Sunday: July 4, 2010

Domitian and White Castle

Filed under: — site admin @ 11:17 PM GMT-0500

A Volokh Conspiracy post puts me in mind of Suetonius. Jonathan H. Adler reports that the White Castle hamburger chain says that “a single provision” of the recently-passed health insurance reform bill “will eat up roughly 55 percent of its yearly net income after 2014”. In the comments many people sneer at the claim, insisting that White Castle is run by greedy plutocrats who could easily afford the new expenses and are simply lying about the costs of the bill.

That reminded me of a favorite saying of the emperor Domitian.

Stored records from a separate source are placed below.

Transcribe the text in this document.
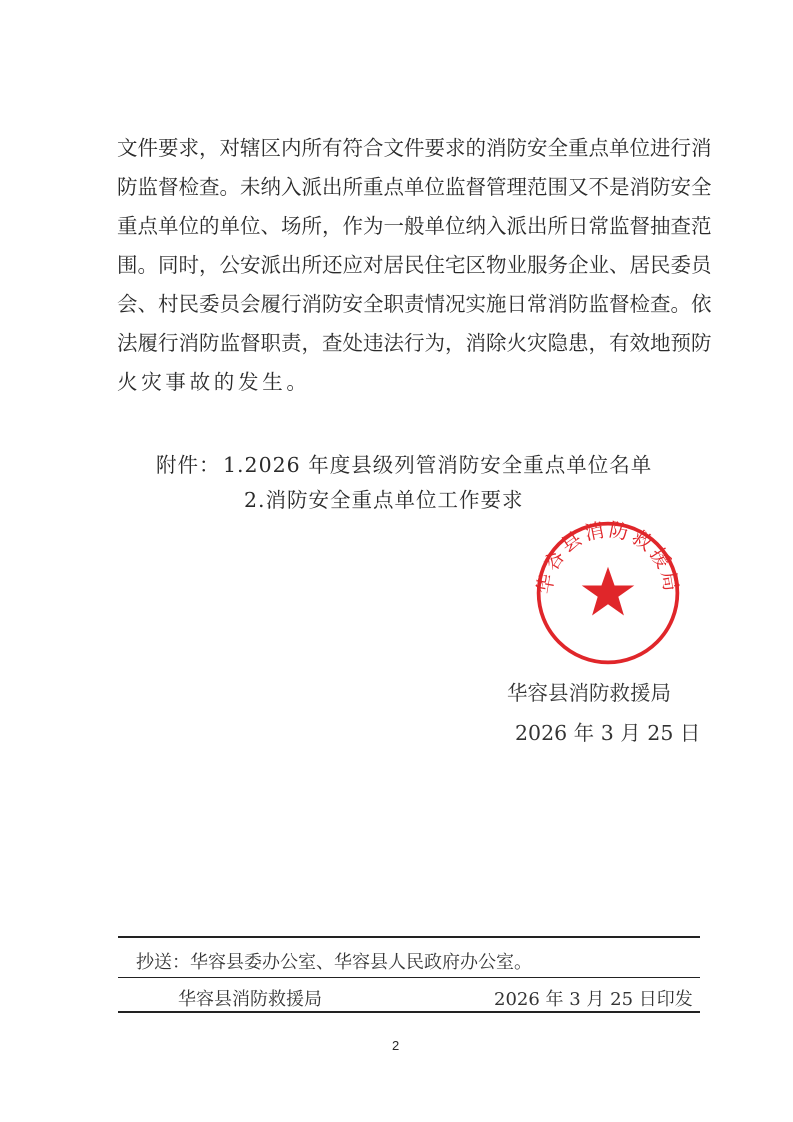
文件要求，对辖区内所有符合文件要求的消防安全重点单位进行消
防监督检查。未纳入派出所重点单位监督管理范围又不是消防安全
重点单位的单位、场所，作为一般单位纳入派出所日常监督抽查范
围。同时，公安派出所还应对居民住宅区物业服务企业、居民委员
会、村民委员会履行消防安全职责情况实施日常消防监督检查。依
法履行消防监督职责，查处违法行为，消除火灾隐患，有效地预防
火灾事故的发生。
附件： 1.2026 年度县级列管消防安全重点单位名单
2.消防安全重点单位工作要求
华容县消防救援局
华容县消防救援局
2026 年 3 月 25 日
抄送：华容县委办公室、华容县人民政府办公室。
华容县消防救援局	2026 年 3 月 25 日印发
2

As Suetonius put is (Life of Domitian 21):

He used to say that the lot of princes was most unhappy, since when they discovered a conspiracy, no one believed them unless they had been killed.

Let’s hope we don’t find out how bad the health reform bill is only after it has killed off White Castle and other useful corporations, large and small.

Don’t Do It, Canadians!

Filed under: — site admin @ 11:04 PM GMT-0500

Colby Cosh reports on efforts to rename British Columbia, and adds: “The good news, for those who dread the idea, is that the proposed alternatives so far are almost all unspeakably awful.” One of the names proposed in the linked article is particularly stupid. It’s bad enough having an American state and a Eurasian nation sharing the same name: we really don’t need a third ‘Georgia’ to add to the confusion. Of course, it doesn’t help having to say ‘Eurasian’ instead of ‘European’ or ‘Asian’ for the one whose capital is Tbilisi. The non-peachtree Georgia is on the south slopes of the Caucasus, so it is technically Asian, but seems ethnically and culturally more European: calling it ‘Asian Georgia’ would confuse most listeners. We used to be able to say ‘Soviet Georgia’, but that is no longer true, and ‘Post-Soviet Georgia’ is awkward. We definitely don’t need a third Georgia, even if ‘Canadian Georgia’ would be a clear and distinct way of referring to it.